When you find that a newly read row is longer than the longest line you read before, you need to save the row. In other words, we need to copy the new line to a secure location with another function copy.

Finally, we need to control both the Getline and copy functions in main function main. Here is the procedure we have written:

#include <stdio.h> #define MAXLINE 1000/* Maximum input line length */int getline (char line[], int maxline);

void copy (char to[], char from[]);
 /* Print the longest input line */main () {int len;
 int Max; /* Current LINE length * * * Maximum length seen so far/char line[maxline]; /* Current input line */char longest[maxline];
 /* Longest line saved here * * max = 0;
 while (len = Getline (line, Maxline) > 0) if (len > Max) {max = Len;
 Copy (longest, line);
 if (Max > 0)/* There is a line */printf ("%s", longest);
return 0;
 }/* Getline:read a line to S, return length */int getline (char s[],int lim) {int C, I;
 for (i=0 i < lim-1 && (C=getchar ())!=eof && c!= ' \ n '; ++i) s[i] = C;
 if (c = = ' \ n ') {s[i] = C;
 ++i;
 } S[i] = ';
return i; }/* copy:copy ' from ' in ' to ';
 Assume to be big enough/void copy (char to[], char from[]) {int i;
 i = 0;
while ((to[i] = from[i]) ++i!= ';

 } </stdio.h>

The beginning of the program declares both Getline and copy functions, assuming that they are all stored in the same file.

Data is exchanged between main and getline through a pair of parameters and a return value. In the Getline function, two parameters are passed through the program line.

int getline (char s[], int lim)

Declared, it declares the first argument s as an array, and the second parameter, Lim, as an integral type, and the purpose of providing the array size in the declaration is to set aside storage space. It is not necessary in the Getline function to indicate the length of the array s because the size of the array is set in the main function. Like the power function, the Getline function uses a return statement that returns a value to its caller. The above program line also declares that the return value type of the getline number is int. Because the default return value type of the function is int, the int here can be omitted.

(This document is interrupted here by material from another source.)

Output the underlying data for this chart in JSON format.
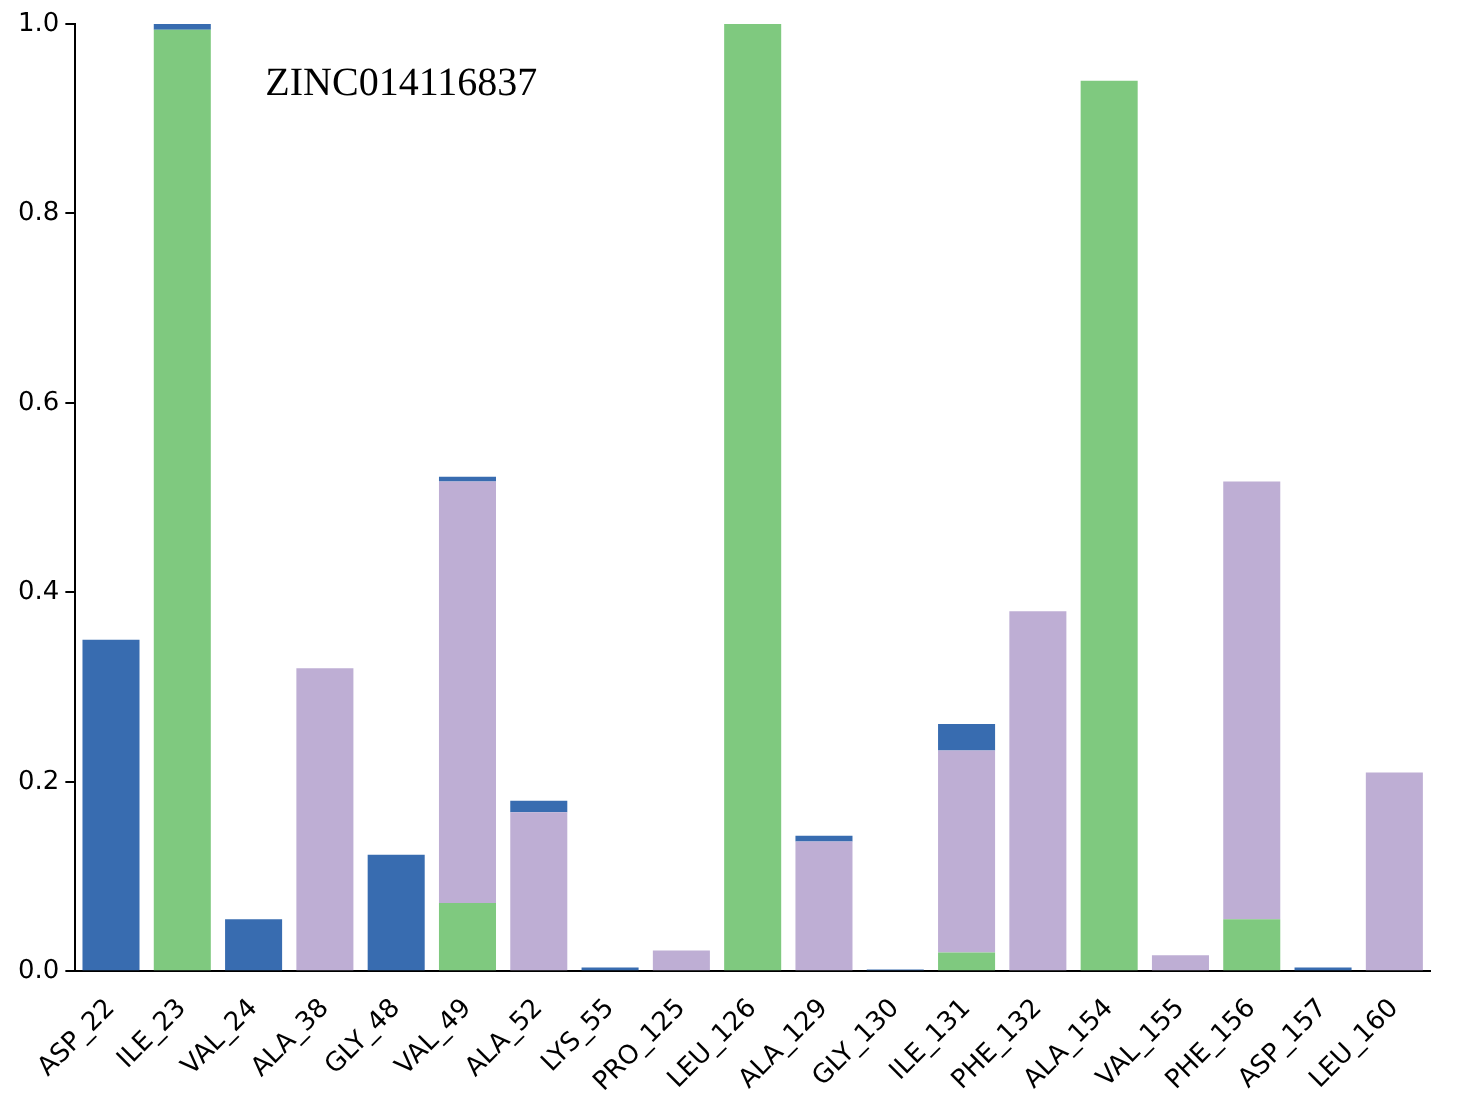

Some functions return useful values, and some functions (such as copy) are used only to perform some actions and do not return a value. The return value type of the copy function is void, which explicitly shows that the function does not return any values.

The Getline function inserts the character ' "(that is, the null character, whose value is 0) into the end of the array it creates to mark the end of the string. This Convention has been adopted in C language: When the C language program appears similar to

"Hello\0"

string constant, it will be stored as an array of characters, each of which stores each character of the string and ends with the ' I ' flag string.

The format specification%s in the printf function stipulates that the corresponding argument must be a string in this form. The implementation of the copy function relies on the fact that the input parameter is terminated by ' the ', which copies ' the ' to the output parameter. In other words, the empty character ' "is not part of the normal text.

It is worth mentioning that even the above such a small program, in passing parameters will also encounter some problems in the design problem. For example, when the length of the read is greater than the maximum allowable value, the main function should be handled, and the execution of the Getline function is safe, regardless of whether or not the newline character is reached, and it stops reading characters when the array is full. The main function can determine whether the current row is too long by testing the length of the row and checking the last character returned, and then handling it according to the specific situation. In order to simplify the procedure, we do not consider this issue here.

A program that calls the Getline function cannot know the length of the input line in advance, so the Getline function needs to check for overflow. On the other hand, the program that calls the copy function knows (and can find) the length of the string, so the function does not need to be checked for errors.